Sürecin sonuçlarının esasen eyaletler tarafından belirlenmesi Afganistan’da siyasi mücadelenin içeriği ve seçim kültürünün seviyesinin göstergesidir. Bu, halen bu ülkede etnik ve dini faktörün siyasi yapılanmayı ciddi ölçüde etkilediğini belirtiyor. İşin en tehlikeli yanlarından biri de işte bundan ibarettir. Uzmanlara göre, bu özellik Afganistan’ı Ortadoğu ülkelerinde olduğu gibi, amansız dini ve etnik çatışmalara sürükleyebilir. Bunun ilk belirtileri artık Abdullah-Gani çatışmasında kendini gösteriyor. Tesadüfi değil ki, E. Gani durumdan çıkış yolu olarak Özbeklerin lideri Raşit Dostum`la koalisyona gitmeye hazır olduğunu söyledi.

Bununla da Afganistan’da siyasi bağlamda Taciklere karşı Puştun-Özbek gruplaşması oluşabilir. Böyle bir durum Afganistan’da siyasi krizi giderecek mi? Deney gösteriyor ki, genellikle ihtilaflar ve silahlı çekişmeler daha da keskinleşir. Mısır, Suriye, Irak buna uygulamalı örnektir. O halde Cumhurbaşkanlığı seçiminin Afganistan’ı da iç çatışmalar düzlemine atabileceğini tahmin edebilirsiniz.

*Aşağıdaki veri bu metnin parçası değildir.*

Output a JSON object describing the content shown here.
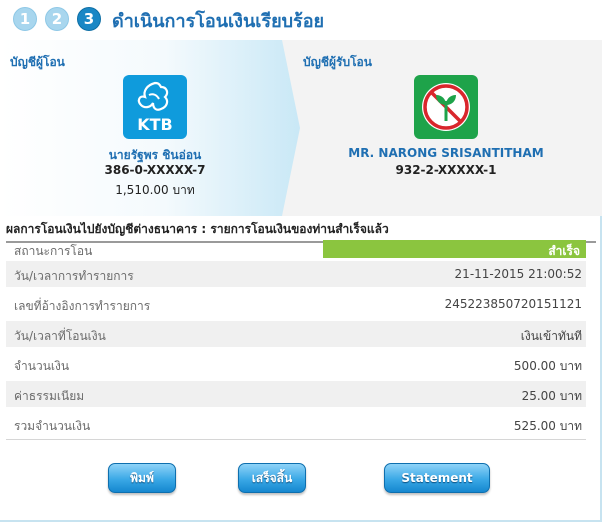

Uzmanlar bunları Afgan siyasi düzleminde ciddi parçalanmaların başlangıcı olarak değerlendiriyorlar. Oldukça tehlikeli olan bu gidişattan çıkış yoluna şimdilik rastlanmadı. Uzmanlar düşünüyorlar ki, Afganistan’da ilk kez iktidarın yasal olarak değiştirilmesi süreci başarılı olmadı. Bunun yerine, bölgesel ve küresel jeopolitik gelişmelerin yarattığı bir takım tehlikelerin Afganistan’da ve çevre coğrafyalarda daha büyük belirsizlikler yaratabileceği tahmin ediliyor. Bu bağlamda bir takım hususları vurgulamak isteriz.

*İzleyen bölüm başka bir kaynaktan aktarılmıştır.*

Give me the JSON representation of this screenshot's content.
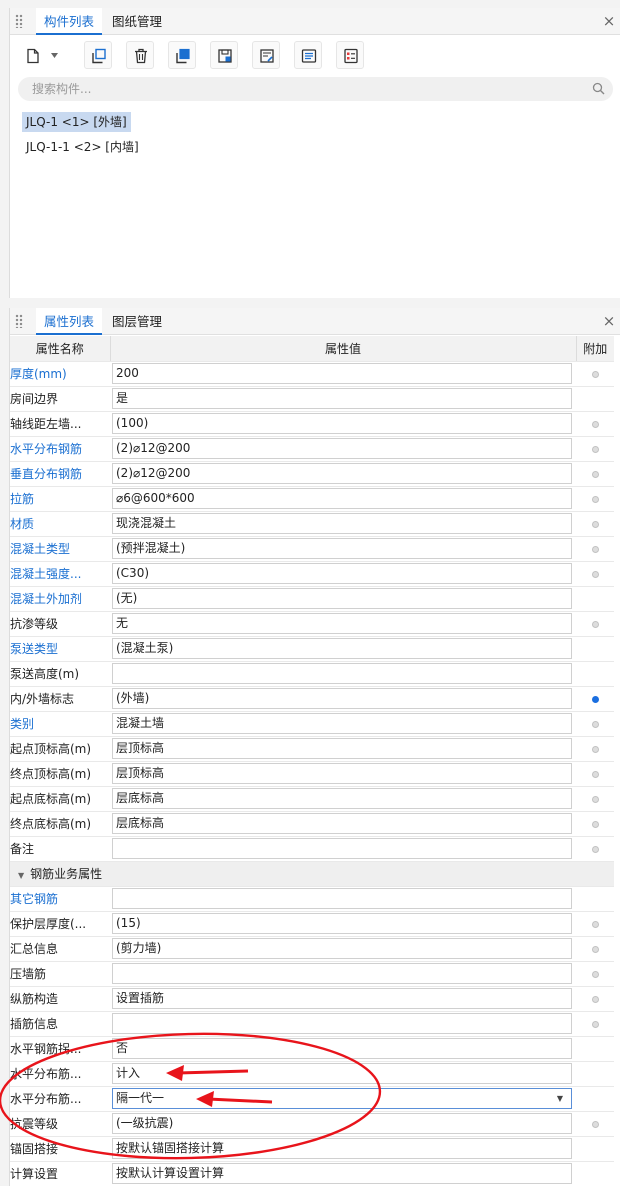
{
  "top_panel": {
    "tabs": [
      {
        "label": "构件列表"
      },
      {
        "label": "图纸管理"
      }
    ],
    "close": "×",
    "search_placeholder": "搜索构件...",
    "components": [
      {
        "label": "JLQ-1 <1> [外墙]"
      },
      {
        "label": "JLQ-1-1 <2> [内墙]"
      }
    ]
  },
  "bottom_panel": {
    "tabs": [
      {
        "label": "属性列表"
      },
      {
        "label": "图层管理"
      }
    ],
    "close": "×",
    "columns": {
      "name": "属性名称",
      "value": "属性值",
      "extra": "附加"
    },
    "rows": [
      {
        "name": "厚度(mm)",
        "value": "200"
      },
      {
        "name": "房间边界",
        "value": "是"
      },
      {
        "name": "轴线距左墙...",
        "value": "(100)"
      },
      {
        "name": "水平分布钢筋",
        "value": "(2)⌀12@200"
      },
      {
        "name": "垂直分布钢筋",
        "value": "(2)⌀12@200"
      },
      {
        "name": "拉筋",
        "value": "⌀6@600*600"
      },
      {
        "name": "材质",
        "value": "现浇混凝土"
      },
      {
        "name": "混凝土类型",
        "value": "(预拌混凝土)"
      },
      {
        "name": "混凝土强度...",
        "value": "(C30)"
      },
      {
        "name": "混凝土外加剂",
        "value": "(无)"
      },
      {
        "name": "抗渗等级",
        "value": "无"
      },
      {
        "name": "泵送类型",
        "value": "(混凝土泵)"
      },
      {
        "name": "泵送高度(m)",
        "value": ""
      },
      {
        "name": "内/外墙标志",
        "value": "(外墙)"
      },
      {
        "name": "类别",
        "value": "混凝土墙"
      },
      {
        "name": "起点顶标高(m)",
        "value": "层顶标高"
      },
      {
        "name": "终点顶标高(m)",
        "value": "层顶标高"
      },
      {
        "name": "起点底标高(m)",
        "value": "层底标高"
      },
      {
        "name": "终点底标高(m)",
        "value": "层底标高"
      },
      {
        "name": "备注",
        "value": ""
      }
    ],
    "group": {
      "label": "钢筋业务属性"
    },
    "rebar_rows": [
      {
        "name": "其它钢筋",
        "value": ""
      },
      {
        "name": "保护层厚度(...",
        "value": "(15)"
      },
      {
        "name": "汇总信息",
        "value": "(剪力墙)"
      },
      {
        "name": "压墙筋",
        "value": ""
      },
      {
        "name": "纵筋构造",
        "value": "设置插筋"
      },
      {
        "name": "插筋信息",
        "value": ""
      },
      {
        "name": "水平钢筋拐...",
        "value": "否"
      },
      {
        "name": "水平分布筋...",
        "value": "计入"
      },
      {
        "name": "水平分布筋...",
        "value": "隔一代一"
      },
      {
        "name": "抗震等级",
        "value": "(一级抗震)"
      },
      {
        "name": "锚固搭接",
        "value": "按默认锚固搭接计算"
      },
      {
        "name": "计算设置",
        "value": "按默认计算设置计算"
      }
    ]
  },
  "colors": {
    "accent": "#1b6fd0",
    "link_name": "#1a6fd1",
    "selected_bg": "#c8d9f0",
    "annotation_red": "#e8141b",
    "dot_on": "#1b6fe0"
  }
}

İngiltere’nin Afganistan’daki Büyükelçiliği’nin stratejik konularda eski müdürü Steven Jeremy, “2014 yılından sonra uluslararası güvenlik sistemini güçlü siyasi kasırga”nın saracağını öngörüyor. O, uzmanlar arasında hüküm süren geleneksel terör tehlikesini temel faktör saymıyor. Düşünüyor ki, uluslararası güvenliği küresel ekonominin krizi, enerji güvenliğinin belirsizliği ve iklim değişikliği meselesi ciddi şekilde etkileyecektir (bkz.: Стивен Джерми. Грянет ли настоящий шторм? / “Российский совет по международным делам”, 10 Eylül 2013).

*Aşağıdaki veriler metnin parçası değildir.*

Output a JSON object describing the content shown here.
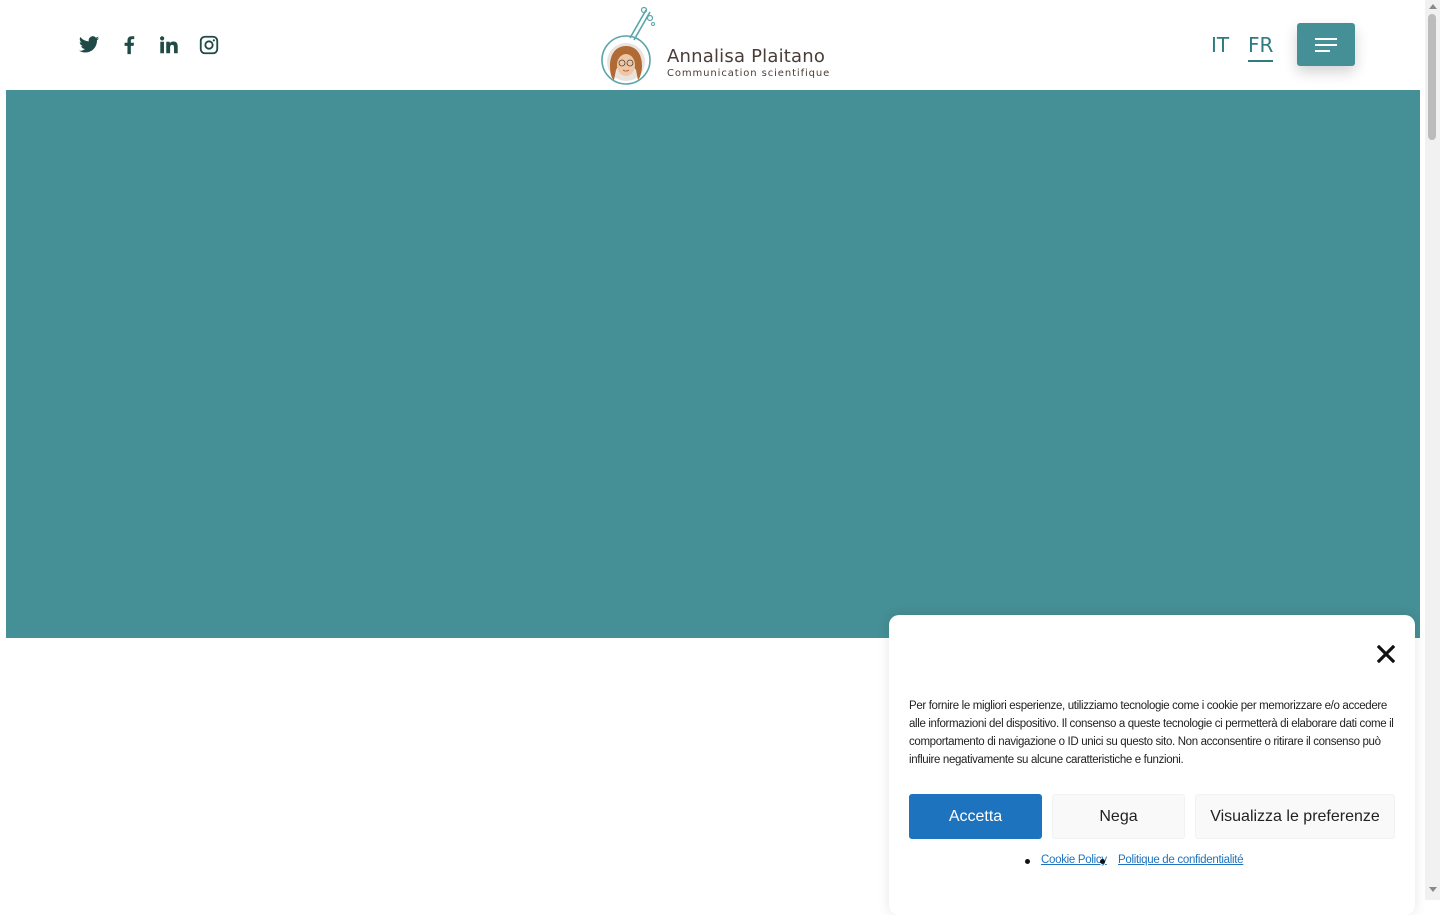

Afganistan sorununa bu açıdan bakıldığında, terörizm ve uyuşturucu ticaretinden ziyade, iktisadi ve enerji sorunlarının güncelleşeceğini düşünebiliriz. Fakat bazı uzmanlar bu görüşü kabul etmiyorlar. Rus analist Yekaterina Stepanova`nın kanaatine göre, bölge için en büyük tehlike terörizm değil, uyuşturucunun yasadışı hacmi olabilir (bkz.: Екатерина Степанова. Политический кризис в Афганистане и его значение для России / “Российский совет по международным делам”, 25 Temmuz 2014).

Orta Asya ülkelerinin uzmanları da yaklaşık olarak bu görüştedirler. Özbekistan’ın “Bilgi Kafilesi” sivil toplum örgütünün direktörü Farhod Tolipov düşünüyor ki, radikal dini ideolojiye sahip terör grupları ile birlikte uyuşturucu ticareti bölgeye ciddi tehlike oluşturuyor. Ancak bu sorunun üstesinden nasıl gelmek gerektiğini bölge devletlerinin hiçbiri net olarak bilmiyor. Ayrıca Özbekistan, çok-taraflı uluslararası işbirliği formatından ikili ilişkilere geçmekle kendisinin bölge çapında etki gücünü azalttı.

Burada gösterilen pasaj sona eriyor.